The renovation of the historic Mercantile Building is a marquee example of Downtown Beatrice’s recent progress and new vibe. A 21,000 square foot building from the 1950s that was vacant and nearing the point of demolition, the Mercantile was recently purchased by local citizens and renovated into an attractive commercial space that now houses multiple businesses.


“The Mercantile is a terrific example of the engagement and citizen involvement you can often expect to see when a city invests in downtown revitalization. The CDBG program has been a tremendously valuable tool in our economic development efforts.”


Downtown Beatrice Aerial


“The Mercantile is a terrific example of the engagement and citizen involvement you can often expect to see when a city invests in downtown revitalization,” said Wirth. “The CDBG program has been a tremendously valuable tool in our economic development efforts.”

On the housing front, the construction or rehabilitation of dozens of new homeowner and rental units since 2016 — with over a hundred more now planned or underway — has been making room for new families and the city’s fast-growing workforce, who are attracted by growing job opportunities. In a unique example, a donation to the City of the former Beatrice Community Hospital building and grounds enabled the creation of 10 single-family homes and 16 units for senior residents; other creative housing solutions have ranged from upper-level downtown development to “tiny home” rentals.

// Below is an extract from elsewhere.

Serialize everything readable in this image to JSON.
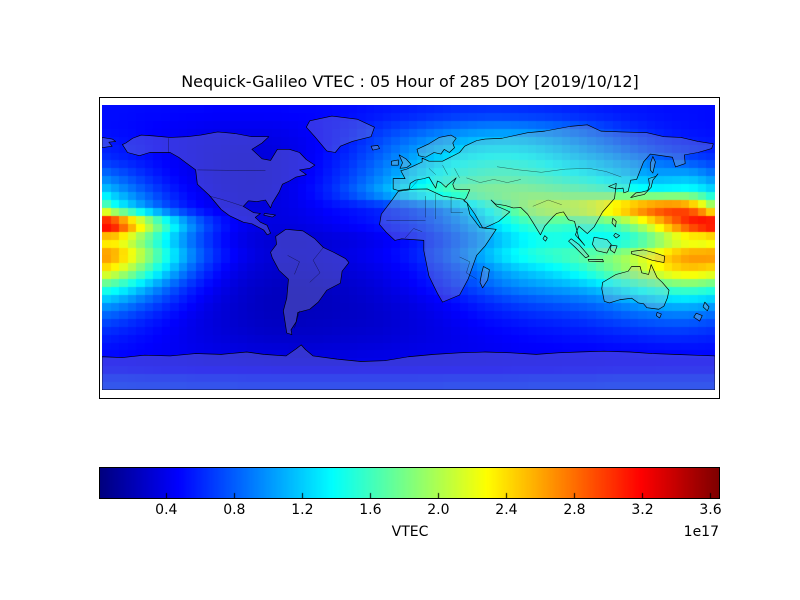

Outdoor and recreational amenities have also been a priority, with the citizen-led “Beatrice On the Move” coalition helping the city achieve its goals for pedestrian- and bikefriendliness. The completion of the 35-plus-mile Standing Bear Trail, for example — which runs all the way to Marysville, Kansas — has attracted hikers and touring cyclists from throughout the region.

Meanwhile, the city’s industrial growth has made headlines, with corporate standard-bearer Site Selection magazine naming Beatrice America’s #14 micropolitan for capital expansion projects in 2018, and number one in Nebraska. The multi-million-dollar investment of local job creator Exmark Manufacturing exemplifies the type of new activity that is proving the success of the community’s business attraction and economic development efforts.

The list of achievements continues, whether it’s a state-of-the-art fire station funded with overwhelming support from a local bond measure; expansive renovations to Southeast Community College’s Beatrice Campus; or early workforce initiatives that are preparing local youth for the in-demand careers of tomorrow. Wirth feels it’s the result of a city coming together to look ahead and think big; proof that a community can make big strides when it is willing to put a little skin in the game.

“Winning the Governor’s Showcase Community Award is a tremendous achievement that validates how hard we’ve been working to not just sustain ourselves as a community, but to become something even better for tomorrow,” he said. “We look forward to building on this momentum as we continue to stake our claim.”